Today’s video used a few broken-stemmed hyacinths to make a point about things that seem to be healthy but end up not being strong enough to withstand the storm
We have unfortunately received a pretty unavoidable object lesson about the limits on our small businesses’ resilience — and learned that even a short term loss of income is more than many of our small businesses can handle. Small businesses work on super-tight margins, low cash reserves, sometimes outdated or inefficient systems and technology, and when a crisis hits we see how these factors tear apart what might have looked like a successful business.
And when a crisis isn’t local, like a tornado or a flood, but is national, we get a sudden understanding of just how much of our crucial independent business economy is hanging on by tattered threads.
As we are beginning to transfer from shock to trying to at least stop the bleeding, we are seeing states and cities starting to step up with new grants, new programs, etc. But there are two challenges that we need to watch out for:
- We have to stitch together a cohesive continuum of help. By now most of us know about the availability of the SBA EIDL disaster loan and the coming Payroll Protection Program (PPP). And in our heads we know that those aren’t going to fit everyone or work for everyone. And we’re trying to stack sandbags as fast as we can, I know.
But perhaps instead of making a new program, or making a list of “resources” mostly consisting of obscure programs designed for one segment of the audience, perhaps it’s time to start making sense of the collection, even as it’s still growing. I can think of two different ways you might organize this information so that your independent businesses can find what they need with as little grief and failure as possible:
- You could organize by issue. I need help paying my rent. I want to keep my employees. I need to do something that my building permit or zoning code doesn’t normally permit. Can you identify some of the common problems you are hearing, and connect those problems directly to the best ways available to help?
- You could organize on a continuum or categories, sorting the resources that are geared toward larger businesses with W2 staff (like the Payroll Protection Program) from those that fit the smallest (like the City of Covington, Kentucky’s new $500 grant to help with this month’s rent). Helping people to find the resources that fit their business size more quickly will prevent some of them going down rabbit holes chasing help that they cannot qualify for — wasting both their precious limited time and their precious, fragile hope.
2. As we stand up these programs in such a hurry, we have to be extra careful about unintended consequences. I talked a lot about the impact, the damage of unintended consequences in The Local Economy Revolution — mis-directed incentive programs, urban renewal, auto-focused street design, etc. A lot of the issues that many of worked on before the pandemic can be traced directly back to the unintended consequences of 20th century programs.
It feels almost cruel to ask you to anticipate what might go wrong even as a crisis is unfolding all around you, but we have to, if we have learned anything from the past.

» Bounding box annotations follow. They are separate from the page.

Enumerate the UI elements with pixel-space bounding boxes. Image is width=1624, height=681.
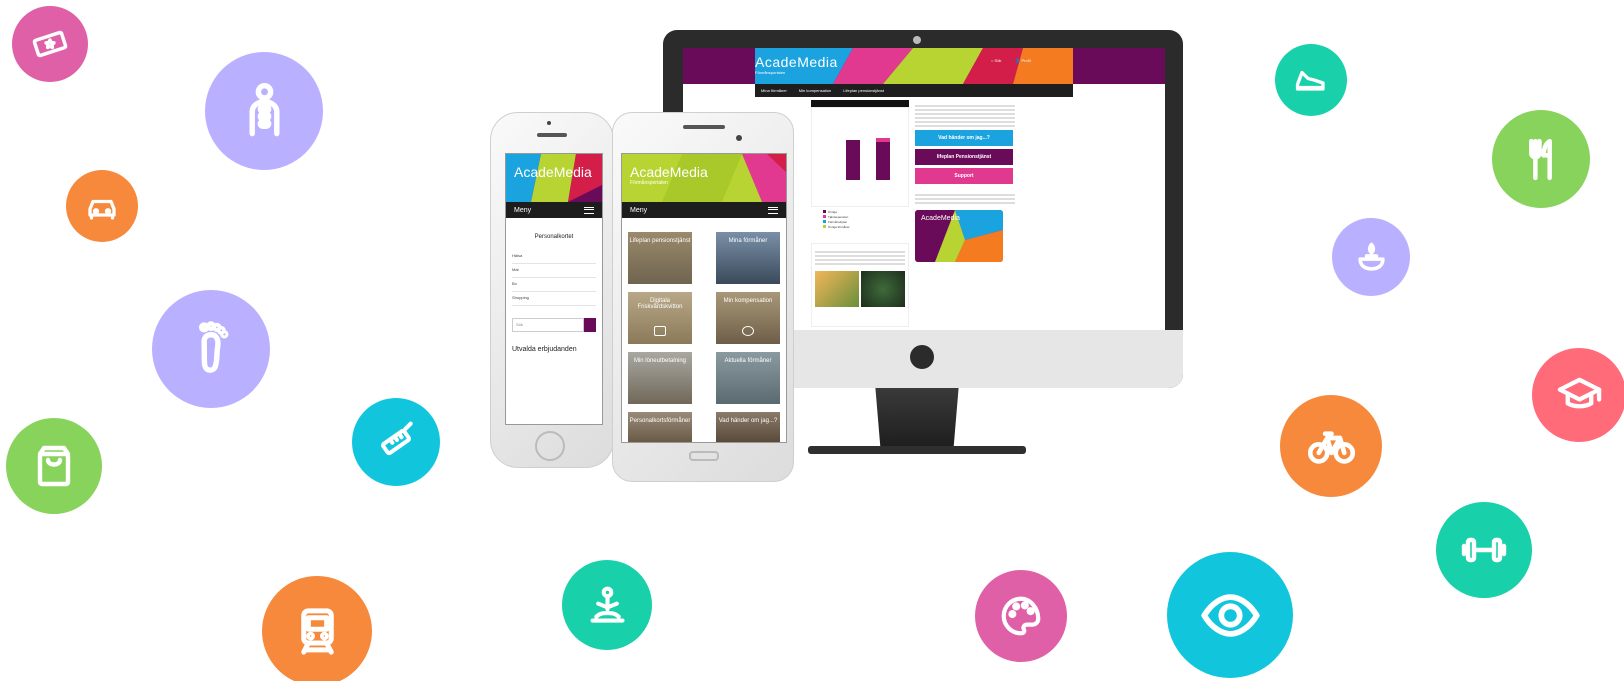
- phone-left-banner: AcadeMedia: [506, 154, 602, 202]
- category-row[interactable]: Mat: [512, 264, 596, 278]
- tile-payout[interactable]: Min löneutbetalning: [628, 352, 692, 404]
- tile-lifeplan[interactable]: Lifeplan pensionstjänst: [628, 232, 692, 284]
- search-input[interactable]: Sök: [512, 318, 584, 332]
- category-row[interactable]: Shopping: [512, 292, 596, 306]
- graduation-cap-icon: [1532, 348, 1624, 442]
- support-button[interactable]: Support: [915, 168, 1013, 184]
- menu-label: Meny: [514, 206, 532, 214]
- desktop-nav-item[interactable]: Min kompensation: [799, 88, 831, 93]
- spine-icon: [205, 52, 323, 170]
- hamburger-icon[interactable]: [768, 206, 778, 214]
- desktop-bar: [846, 140, 860, 180]
- tile-offers[interactable]: Aktuella förmåner: [716, 352, 780, 404]
- baby-bottle-icon: [352, 398, 440, 486]
- bicycle-icon: [1280, 395, 1382, 497]
- home-button[interactable]: [535, 431, 565, 461]
- desktop-promo: AcadeMedia: [915, 194, 1015, 262]
- marketing-hero: AcadeMedia Förmånsportalen ○ Sök 👤 Profil…: [0, 0, 1624, 681]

So your Good Idea for today is to design any new programs you’re involved with to do your best to manage unintended consequences. With the pressure on to find solutions, our tendency is to gogogogogo. But these steps won’t take long, and they might make a big difference:
- Include those who will be impacted in the hands-on work of designing the programs. A lot of times, the side effect that we didn’t see would have been easy for someone with a different perspective to spot, but we didn’t include them in the decisions. Now more than ever, we need to include the people who will be directly impacted — not only in giving “feedback” on a partially completed program, but in setting the objectives and designing the thing from the start.
That might scare some of you, who fear that including more people will make the whole process take too long. But that can be managed with thoughtfully designed facilitation that keeps everyone on track. And the risks of getting it badly wrong might be worse than the risks of taking the time to hear the perspectives of the people who have the most at stake.
- There’s a lot of fancy methodologies that can be used to think through potential unintended consequences, but one of the simplest and easiest to put into action is to think through If/Then statements. If we do X, what are the full range of possible responses? If one of those responses happens, what are the possibilities that can trigger?
Obviously, if you take that to an extreme you can paralyze yourself, but if you can work through even two or three levels of this, you will probably identify and be able to work around a large number of unintended consequences. And if you force the group to think about what could go wrong, not just the right that you intended, then you might uncover some surprises.
And if you do that with a diverse range of people who have perspectives and professional and life experience very different from yours, you’re even more likely to spot and be able to step around some of the most potentially damaging impacts.
- The third way to design a program to avoid unintended consequences is to design it for feedback and change. The City of Noblesville, Indiana, announced an emergency assistance grant whose deadline is this Friday, after which time they will review it and figure out what to do next. That’s exactly the right idea — try the intervention, but on a short term basis, and then evaluate and revise it before you launch again. We’re used to building programs that stay in place forever, with only occasional tweaks around the edges, but this is not the time for that (and it probably wasn’t before). Whatever your programs or interventions, design them for short periods of operation and then review and revision. That way you catch an unexpected consequence while it’s still a bud, not after it’s taken over the whole system.